Hattori’s previous best finish was ninth at last year’s Grand Prix of Long Beach.

This year’s Grand Prix is the second race of the 14-race series, and Hattori is understandably excited as he tries to secure a top-three finish in the series, which he hopes will lead to a ride in a Champ car.

Advertisement

“I need a good result this year,” Hattori says, acknowledging that another year like 1997--when he finished 25th--would probably end his career.

“I live to race--I have no other hobby. Only race.”

Hattori has been with three teams in three years. Last year, he had not yet signed with Lucas Place Motorsports at the beginning of the season, and he said there was no preseason testing. With Indy Regency in the Lola, he began testing in November with a race engineer who speaks the same language, Yoshi Iwashita.

Hattori’s debriefings last season would last 45 minutes in English; this season, 45 minutes in Japanese. The more fluent exchange of information and understanding has been valuable and, so far, driver and team have been on the same page.

“We were almost [on] the same [page] last year,” Hattori said. “In racing, you have to be the same.”

Hattori was seventh in Friday’s provisional qualifying, clocking 57.762 seconds (98.099 mph) around the 1.574-mile street circuit. Most of the top speeds were established in the final minutes of the session, and because of a late caution, Hattori was not able to get his new tires up to optimal temperature to match speeds.

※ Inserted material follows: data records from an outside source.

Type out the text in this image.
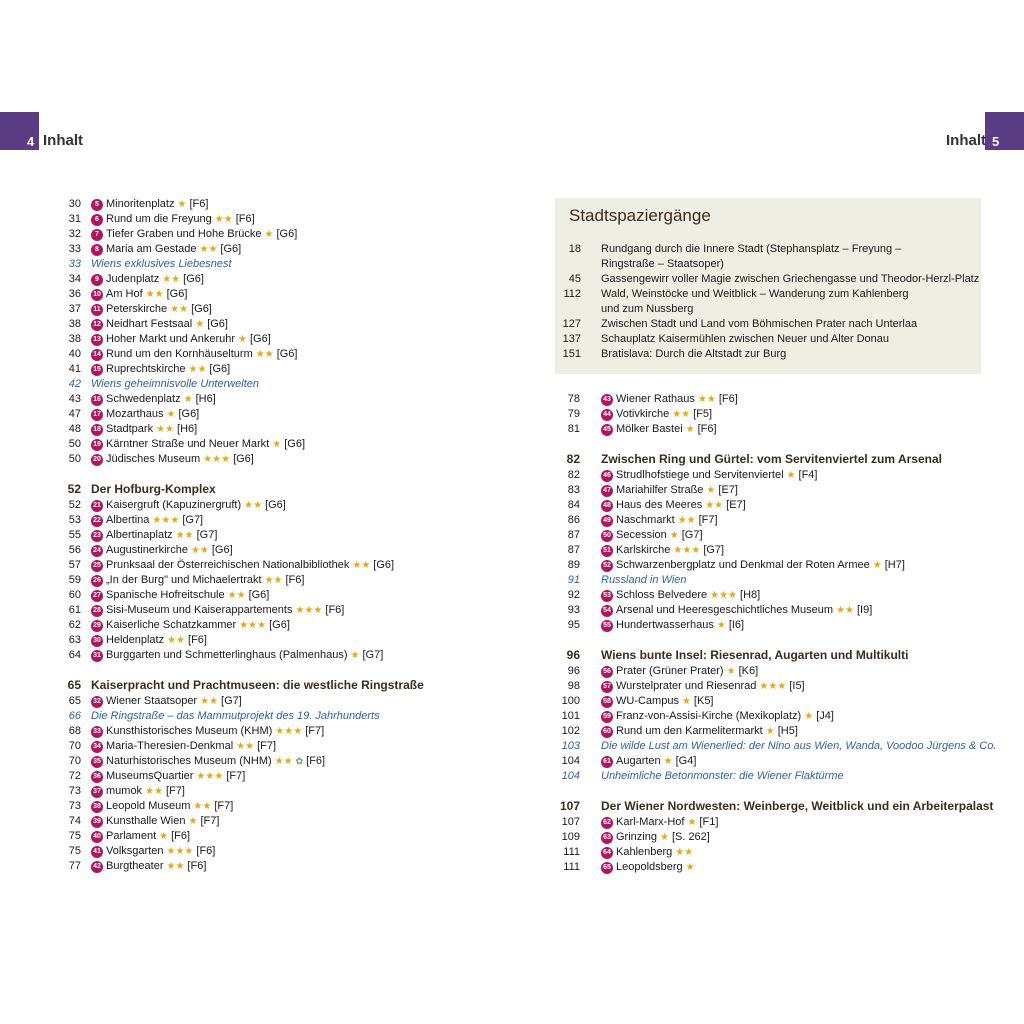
4 Inhalt	Inhalt 5
30	5 Minoritenplatz ★ [F6]
31	6 Rund um die Freyung ★★ [F6]
32	7 Tiefer Graben und Hohe Brücke ★ [G6]
33	8 Maria am Gestade ★★ [G6]
33 Wiens exklusives Liebesnest
34	9 Judenplatz ★★ [G6]
36 10 Am Hof ★★ [G6]
37	11 Peterskirche ★★ [G6]
38 12 Neidhart Festsaal ★ [G6]
38 13 Hoher Markt und Ankeruhr ★ [G6]
40 14 Rund um den Kornhäuselturm ★★ [G6]
41 15 Ruprechtskirche ★★ [G6]
42 Wiens geheimnisvolle Unterwelten
43 16 Schwedenplatz ★ [H6]
47 17 Mozarthaus ★ [G6]
48 18 Stadtpark ★★ [H6]
50 19 Kärntner Straße und Neuer Markt ★ [G6]
50 20 Jüdisches Museum ★★★ [G6]
52 Der Hofburg-Komplex
52 21 Kaisergruft (Kapuzinergruft) ★★ [G6]
53 22 Albertina ★★★ [G7]
55 23 Albertinaplatz ★★ [G7]
56 24 Augustinerkirche ★★ [G6]
57 25 Prunksaal der Österreichischen Nationalbibliothek ★★ [G6]
59 26 „In der Burg" und Michaelertrakt ★★ [F6]
60 27 Spanische Hofreitschule ★★ [G6]
61 28 Sisi-Museum und Kaiserappartements ★★★ [F6]
62 29 Kaiserliche Schatzkammer ★★★ [G6]
63 30 Heldenplatz ★★ [F6]
64 31 Burggarten und Schmetterlinghaus (Palmenhaus) ★ [G7]
65 Kaiserpracht und Prachtmuseen: die westliche Ringstraße
65 32 Wiener Staatsoper ★★ [G7]
66 Die Ringstraße – das Mammutprojekt des 19. Jahrhunderts
68 33 Kunsthistorisches Museum (KHM) ★★★ [F7]
70 34 Maria-Theresien-Denkmal ★★ [F7]
70 35 Naturhistorisches Museum (NHM) ★★ ✿ [F6]
72 36 MuseumsQuartier ★★★ [F7]
73 37 mumok ★★ [F7]
73 38 Leopold Museum ★★ [F7]
74 39 Kunsthalle Wien ★ [F7]
75 40 Parlament ★ [F6]
75 41 Volksgarten ★★★ [F6]
77 42 Burgtheater ★★ [F6]
Stadtspaziergänge
18 Rundgang durch die Innere Stadt (Stephansplatz – Freyung –
Ringstraße – Staatsoper)
45 Gassengewirr voller Magie zwischen Griechengasse und Theodor-Herzl-Platz
112 Wald, Weinstöcke und Weitblick – Wanderung zum Kahlenberg
und zum Nussberg
127 Zwischen Stadt und Land vom Böhmischen Prater nach Unterlaa
137 Schauplatz Kaisermühlen zwischen Neuer und Alter Donau
151 Bratislava: Durch die Altstadt zur Burg
78	43 Wiener Rathaus ★★ [F6]
79	44 Votivkirche ★★ [F5]
81	45 Mölker Bastei ★ [F6]
82 Zwischen Ring und Gürtel: vom Servitenviertel zum Arsenal
82	46 Strudlhofstiege und Servitenviertel ★ [F4]
83	47 Mariahilfer Straße ★ [E7]
84	48 Haus des Meeres ★★ [E7]
86	49 Naschmarkt ★★ [F7]
87	50 Secession ★ [G7]
87	51 Karlskirche ★★★ [G7]
89	52 Schwarzenbergplatz und Denkmal der Roten Armee ★ [H7]
91 Russland in Wien
92	53 Schloss Belvedere ★★★ [H8]
93	54 Arsenal und Heeresgeschichtliches Museum ★★ [I9]
95	55 Hundertwasserhaus ★ [I6]
96 Wiens bunte Insel: Riesenrad, Augarten und Multikulti
96	56 Prater (Grüner Prater) ★ [K6]
98	57 Wurstelprater und Riesenrad ★★★ [I5]
100	58 WU-Campus ★ [K5]
101	59 Franz-von-Assisi-Kirche (Mexikoplatz) ★ [J4]
102	60 Rund um den Karmelitermarkt ★ [H5]
103 Die wilde Lust am Wienerlied: der Nino aus Wien, Wanda, Voodoo Jürgens & Co.
104	61 Augarten ★ [G4]
104 Unheimliche Betonmonster: die Wiener Flaktürme
107 Der Wiener Nordwesten: Weinberge, Weitblick und ein Arbeiterpalast
107	62 Karl-Marx-Hof ★ [F1]
109	63 Grinzing ★ [S. 262]
111	64 Kahlenberg ★★
111	65 Leopoldsberg ★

Indy Lights are 25% smaller than the CART Champ cars, are non-turbo V-6s instead of turbocharged V-8s (generating 425 horsepower instead of 700-800 hp), and are flat-bottom cars lacking the Champ cars’ ground-hugging aerodynamics. All cars are identical at this level, which is one below CART.

Advertisement

*

Robby Gordon said he will compete in the NASCAR Winston Cup race May 3 at Fontana, but couldn’t disclose details, which he said would be revealed “within the next week.”

“It’s a new deal--it’s not out for the public yet,” said Gordon, who will make his Champ car debut with Santa Margarita-based Arciero-Wells on April 26 in Nazareth, Pa. He will eventually replace San Clemente’s Hiro Matsushita, who is retiring after the following race in Rio de Janeiro.

Gordon, of Orange, couldn’t say he missed racing this weekend in front of a home crowd in a car, Toyota, that has such strong local connections--including an engine built in Costa Mesa.

“If you look where all the Toyotas are (24th, 25th, 27th, 29th out of 29 cars), how do you answer in a way that’s politically correct?” Gordon asked. “If you see where everybody’s at, and you say,’OK, how much am I really worth?’ I’m not worth 1 1/2 seconds. When I compete I want to win. Does that make any sense?

“Maybe I’d put the car in the top 20, but what’s 20th--the 19th loser.”

*

P.J. Jones completed provisional qualifying 25th in his backup car (107.804 mph) and Alex Barron was 27th (107.554 mph).

Radio problems during practice and qualifying, a fuel line that came loose on Barron’s car, a gearbox problem on Jones’ car that had the team “mystified” and a tangle with another car were among the problems.

Advertisement

“I’m dissatisfied, definitely,” said Dan Gurney, of Santa Ana-based All American Racers. “Can we get better? Yes. We definitely can.

“P.J. ended up only about one-tenth of a second slower than Max [Papis in the fastest of the four Toyotas] and Alex, though we spent an hour dealing with one problem or another, we can see the light and should be able to make progress [today]. By the same token, it’s a long way to the front.”

*

Arciero-Wells Racing team manager Richard Buck was pleased with the performance of Papis (24th, 108.030 mph) and Matsushita (29th, 104.955). Buck thinks Papis “can move up two or three places,” which would be enormous on a track that has difficult passing lines.”